What emerged, very clearly, was the strength of the experience: good quality of football, warm, friendly, accessible, closeness to the action, freedom to move around, fantastic social club, value for money and even the opportunity to meet a former hero (like one of our ‘supporters’ did when he met his lifetime hero Matt Jansen at a game in Lancashire).
However, this USP was being obscured in some cases by a failure to understand the needs of those being targeted. Websites sometimes seemed designed for the already initiated – lacking the sort of info that would make it easy for new people to come along, hassle free and without ‘standing out’ there were aspects of the day that emphasised the need to be ‘in the know’.
Initiatives like the Football League’s Enjoy the Match campaign help clubs insulate youngsters in family areas from bad language, but when the crowds are smaller, the impact of nasty language is all the more damaging. It may well be that managers and coaching staff are guilty of it at higher levels of the game, but they’re seldom heard above the din. At lower levels they almost always are, and this can be a big turn off to people making their debut at your stadium.
Happily the last two years have been characterised by concerted attempts around the country to take this new perspective and act on it. I spoke at any event in Diss recently for the Eastern Counties Football League and they’re supporting their clubs with initiatives designed to curb excessive language at a time when attracting the next generation has never been so important.
Equally, the Northern Counties East League is also embracing ways to appeal to a new and wider audience. After all, all of those things that those ‘against modern football’ wish for are to be found in abundance at these levels of the Beautiful Game. We just have a tendency to hide our lights under a bushel at times in grass roots football and need to recognise and promote our strengths.
One big area is social media and this is an area where much more could be done.
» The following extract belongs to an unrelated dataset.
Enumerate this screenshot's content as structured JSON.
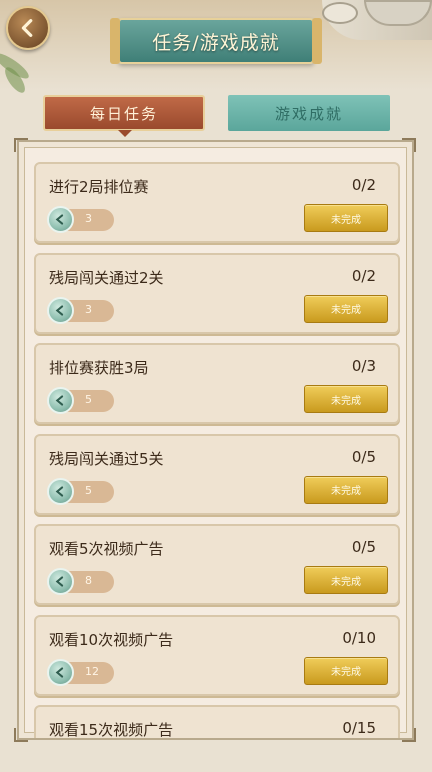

Presently clubs at the highest levels of the game are investing in Twitter and Facebook, but is this what the next generation of supporters want?
My 14-year-old daughter, like many of her friends, has abandoned Facebook as it’s seen as something for ‘the oldies’ and doesn’t give her and her pals what they need. All of her activity is on Instagram (especially with it’s ‘twice as long as Vine’ video facility), Twitter and Snapchat. There are surely opportunities for enterprising grass roots / non-league teams to explore how they could take a lead here, especially if they want to engage with local youngsters.
As is always the case, those who will reap the most benefits will have done so on a foundation of consultation and dialogue. There is an understandable reluctance to do so at many clubs, based on a number of reasons (fear of what fans may ask for, genuine lack of experience in consultation, unfamiliarity with modern tools such as Survey Monkey and concerns about statistical relevance, etc) but as any club going down this path will tell you, at some stage in the dialogue those little ‘diamond’ ideas will start to emerge and the concept of a more sustainable approach to building attendance and advocacy for the club will start to take form.
Hats off to Odyssey, but maybe to Messrs Rogers and Edwards too. After all, their big hit ‘Good Times’ deserves the last word: ‘must put an end to this stress and strife. I think I want to live the sporting life’.